Die Begrüßung fiel sehr herzlich aus. "Dabei haben wir uns erst vor 15 Stunden das letzte Mal gesehen" , scherzte der russische Präsident Dmitri Medwedew am Dienstag zu Beginn seines Treffens mit dem österreichischen Bundeskanzler Werner Faymann. Denn schon vor dem zweitägigen Arbeitsbesuch Faymanns in Moskau hatte Medwedew den Kanzler in Berlin bei der Gedenkfeier zum Mauerfall kennengelernt.

Medwedew betonte zu Beginn des Treffens im Kreml das gute Verhältnis zwischen Österreich und Russland, vor allem im Bereich des Handels, das nun allerdings unter der Krise leide. Auch Faymann würdigte die österreichisch-russischen Wirtschaftsbeziehungen und merkte an, dass die "Liste der Probleme kleiner ist als die der Erfolge" . Besonders wichtig sei laut Faymann allerdings die Frage der Energiesicherheit.

Passend zum Thema war die Raumtemperatur im Empfangssaal, der von Statuen der vier Zaren Katharina, Nikolaj, Peter und Alexander flankiert wird, deutlich unterkühlt. Damit die Gaslieferungen künftig ohne Unterbrechungen ablaufen und die europäischen Wohnzimmer nicht kalt bleiben, planen die russische Gasholding Gasprom und der italienische Energiekonzern Eni einer Leitung unter Umgehung der Transitländer Ukraine und Weißrussland.

Österreich gespalten

Die Pipeline South Stream soll vom russischen Hafen Noworossijsk über den Grund des Schwarzen Meeres nach Bulgarien führen und von dort nach Italien sowie Österreich abzweigen. Bulgarien, Griechenland und Serbien haben ihre Teilnahme zugesagt. Sloweniens Unterschrift soll am Samstag folgen. Fehlt noch Österreich, das aufgrund seiner Unterstützung für das OMV-Projekt Nabucco gespalten ist. Laut Ria Nowosti soll aber ein Regierungsabkommen über den Bau des österreichischen Abschnittes vorbereitet werden.

Die Teilnahme Österreichs an South Stream wird Faymann heute auch bei seinem Treffen mit Regierungschef Wladimir Putin besprechen. Darüber hinaus gibt es noch andere Bereiche der Zusammenarbeit, in denen es momentan hakt: das Engagement des österreichischen Baukonzerns Strabag in Russland, die Verhandlungen über Flugrechte der Austrian Airlines und die geplatzte Übernahme von Opel durch den österreichisch-kanadischen Autozulieferer Magna und die russische Sberbank.

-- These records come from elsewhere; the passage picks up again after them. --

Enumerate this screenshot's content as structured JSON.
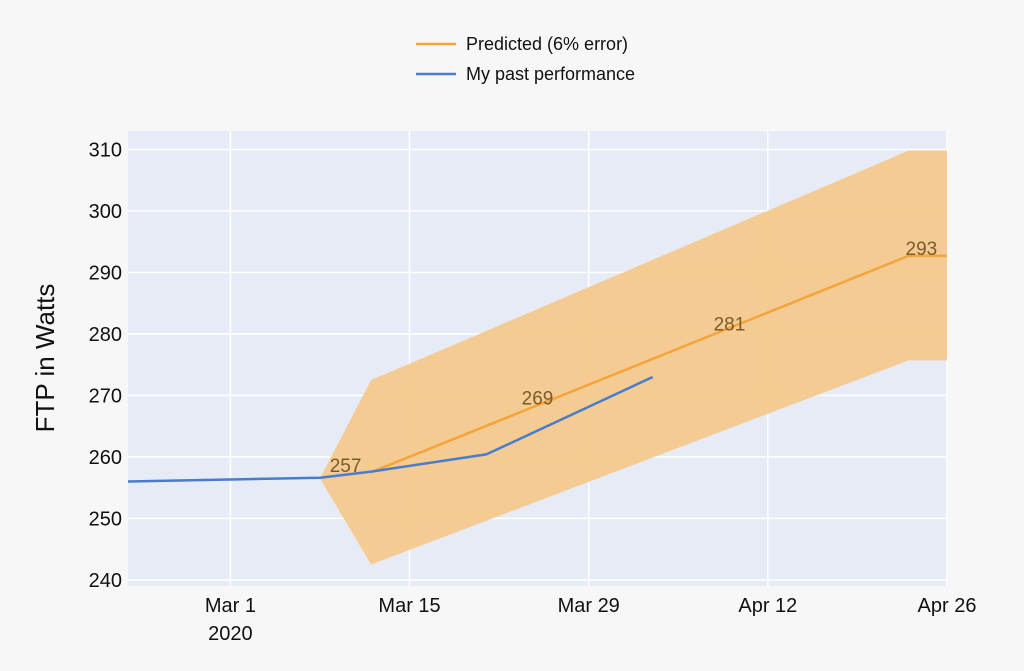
{
  "chart_data": {
    "type": "line",
    "title": "",
    "xlabel": "",
    "ylabel": "FTP in Watts",
    "ylim": [
      239,
      313
    ],
    "xlim": [
      "2020-02-22",
      "2020-04-26"
    ],
    "x_ticks": [
      {
        "date": "2020-03-01",
        "label": "Mar 1",
        "sublabel": "2020"
      },
      {
        "date": "2020-03-15",
        "label": "Mar 15"
      },
      {
        "date": "2020-03-29",
        "label": "Mar 29"
      },
      {
        "date": "2020-04-12",
        "label": "Apr 12"
      },
      {
        "date": "2020-04-26",
        "label": "Apr 26"
      }
    ],
    "y_ticks": [
      240,
      250,
      260,
      270,
      280,
      290,
      300,
      310
    ],
    "grid": true,
    "legend": "top-center",
    "series": [
      {
        "name": "Predicted (6% error)",
        "color": "#f4a43a",
        "points": [
          {
            "x": "2020-03-12",
            "y": 257.5,
            "label": "257"
          },
          {
            "x": "2020-04-23",
            "y": 292.7,
            "label": "293"
          },
          {
            "x": "2020-04-26",
            "y": 292.7
          }
        ],
        "band": {
          "color": "#f4c98c",
          "upper": [
            {
              "x": "2020-03-08",
              "y": 256.5
            },
            {
              "x": "2020-03-12",
              "y": 272.5
            },
            {
              "x": "2020-04-23",
              "y": 309.8
            },
            {
              "x": "2020-04-26",
              "y": 309.8
            }
          ],
          "lower": [
            {
              "x": "2020-03-08",
              "y": 256.5
            },
            {
              "x": "2020-03-12",
              "y": 242.5
            },
            {
              "x": "2020-04-23",
              "y": 275.7
            },
            {
              "x": "2020-04-26",
              "y": 275.7
            }
          ]
        },
        "annotations": [
          {
            "x": "2020-03-10",
            "y": 258.5,
            "label": "257"
          },
          {
            "x": "2020-03-25",
            "y": 269.5,
            "label": "269"
          },
          {
            "x": "2020-04-09",
            "y": 281.5,
            "label": "281"
          },
          {
            "x": "2020-04-24",
            "y": 293.8,
            "label": "293"
          }
        ]
      },
      {
        "name": "My past performance",
        "color": "#4a7ccc",
        "points": [
          {
            "x": "2020-02-22",
            "y": 256.0
          },
          {
            "x": "2020-03-08",
            "y": 256.6
          },
          {
            "x": "2020-03-12",
            "y": 257.6
          },
          {
            "x": "2020-03-21",
            "y": 260.4
          },
          {
            "x": "2020-04-03",
            "y": 273.0
          }
        ]
      }
    ]
  }
}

Beim Treffen mit Medwedew sollten außerdem internationale Themen wie der Europäische Sicherheitsdialog, die Beziehungen zwischen der EU und Russland, die aktuellen Krisenherde Iran, Nordkorea und Nahost sowie die Rolle Österreichs im Uno-Sicherheitsrat angesprochen werden. Österreich hat im November den Vorsitz im Uno-Sicherheitsrat übernommen und wirbt um Unterstützung für seinen Resolutionsentwurf zum Schutz der Zivilbevölkerung. (Verena Diethelm aus Moskau/DER STANDARD, Printausgabe, 11.11.2009)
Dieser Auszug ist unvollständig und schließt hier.